We weren’t too worried by these – each time we rebuild, the tests are rerun – and we only need to run the new or old behaviour test based on the toggle’s value.

Runtime variables

These generally get implemented as a piece of mutable state that changes on receipt of a particular message (e.g a jmx call). Here our test coverage was less convincing. For at least one case, only one of the toggle states had coverage. The developers who created the tests might have run them both ways, but in the automated build/test run, that wasn’t happening.

Feature Toggle? These are more like kill switches (or zombie buttons)

The majority of the runtime toggles were actually kill switches. Either an experimental feature of uncertain outcome was being prototyped, and needed an emergency stop button, or a feature long thought dead was disabled, and a switch left to revive it when, inevitably, the user of the feature turned up post release.

In these cases, the right path appears to be having tests that assert the positive case works when the toggle is on/off appropriately. More explicitly:

  • For an experimental new feature, add new tests describing the behaviour, with one test that verifies nothing happens if the toggle is off
  • When removing a dead feature, keep tests describing old behaviour running by pushing the zombie button before running them. Add one extra test that verifies that nothing happens if the revive button is left untouched.

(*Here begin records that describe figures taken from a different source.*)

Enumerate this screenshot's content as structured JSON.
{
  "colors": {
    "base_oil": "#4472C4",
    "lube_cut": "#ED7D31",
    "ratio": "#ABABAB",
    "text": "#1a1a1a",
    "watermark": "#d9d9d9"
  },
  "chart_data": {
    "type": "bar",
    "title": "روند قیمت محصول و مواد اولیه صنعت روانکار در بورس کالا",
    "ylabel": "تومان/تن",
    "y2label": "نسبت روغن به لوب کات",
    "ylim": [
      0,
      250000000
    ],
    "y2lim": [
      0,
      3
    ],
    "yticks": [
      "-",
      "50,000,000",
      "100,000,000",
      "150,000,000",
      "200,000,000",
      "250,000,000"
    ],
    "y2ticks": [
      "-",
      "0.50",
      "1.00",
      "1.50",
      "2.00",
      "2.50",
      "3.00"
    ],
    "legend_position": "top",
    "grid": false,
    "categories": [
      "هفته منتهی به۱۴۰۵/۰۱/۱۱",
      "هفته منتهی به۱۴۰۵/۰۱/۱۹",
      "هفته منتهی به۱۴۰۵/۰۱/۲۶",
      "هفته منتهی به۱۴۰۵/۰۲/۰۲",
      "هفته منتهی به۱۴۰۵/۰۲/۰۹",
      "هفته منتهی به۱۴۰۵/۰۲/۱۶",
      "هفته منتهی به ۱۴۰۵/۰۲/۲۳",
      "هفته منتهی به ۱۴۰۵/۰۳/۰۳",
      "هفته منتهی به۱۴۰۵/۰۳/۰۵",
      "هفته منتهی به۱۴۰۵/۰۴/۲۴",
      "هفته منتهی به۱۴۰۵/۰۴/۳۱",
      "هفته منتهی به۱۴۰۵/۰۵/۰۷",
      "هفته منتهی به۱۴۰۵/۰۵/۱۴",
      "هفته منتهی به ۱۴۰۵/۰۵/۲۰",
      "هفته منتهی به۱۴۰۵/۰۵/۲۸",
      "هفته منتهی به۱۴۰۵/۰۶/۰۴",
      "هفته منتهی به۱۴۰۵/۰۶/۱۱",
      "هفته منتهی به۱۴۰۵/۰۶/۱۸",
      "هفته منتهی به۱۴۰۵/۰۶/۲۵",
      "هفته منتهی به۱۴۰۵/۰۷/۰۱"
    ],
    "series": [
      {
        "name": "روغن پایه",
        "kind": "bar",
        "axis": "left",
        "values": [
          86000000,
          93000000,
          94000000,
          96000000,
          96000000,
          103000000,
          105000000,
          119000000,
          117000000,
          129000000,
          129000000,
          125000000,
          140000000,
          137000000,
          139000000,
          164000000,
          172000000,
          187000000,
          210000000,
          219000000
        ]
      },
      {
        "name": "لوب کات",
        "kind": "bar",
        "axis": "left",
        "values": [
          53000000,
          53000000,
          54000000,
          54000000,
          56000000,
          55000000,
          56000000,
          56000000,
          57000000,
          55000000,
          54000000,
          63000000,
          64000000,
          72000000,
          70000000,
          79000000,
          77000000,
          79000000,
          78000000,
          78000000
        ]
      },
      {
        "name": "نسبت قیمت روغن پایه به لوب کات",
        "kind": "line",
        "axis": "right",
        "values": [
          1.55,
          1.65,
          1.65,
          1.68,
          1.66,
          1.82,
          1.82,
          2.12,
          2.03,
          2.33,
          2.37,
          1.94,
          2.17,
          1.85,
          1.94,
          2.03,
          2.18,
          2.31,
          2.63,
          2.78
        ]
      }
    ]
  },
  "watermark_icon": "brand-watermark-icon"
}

Really these are special cases of the more general rule: If you liked it then you should have put a test round it.

Reminder 1: Match the scope of your feature toggle with the scope of your

tests

Some very simple corollaries:

  • Runtime feature toggles should have tests that exercise both states in a given test run
  • Compile time feature toggles are ok to just exercise the currently configured toggle value
  • Reader exercise: what about configuration level feature toggles?

Reminder 2: Feature toggles aren’t free, and runtime toggles are

particularly not free

Runtime feature toggles are (at least) twice as expensive to maintain as compile time constants. The payoff might be that you don’t need a release cycle to change them, but you’re paying for it every time you have to run both sets of tests, or change the code underneath that toggle.

Corollary: Feature toggles that don’t change should be removed. In general, once a feature is proven, removing the toggle should be a no brainer. The answer to the original question should really be “How has it survived for so long?”.

Reminder 3: Martin Fowler realised all this years ago

Corollary: There’s nothing new under the sun (but at least this blog is reasonably titled).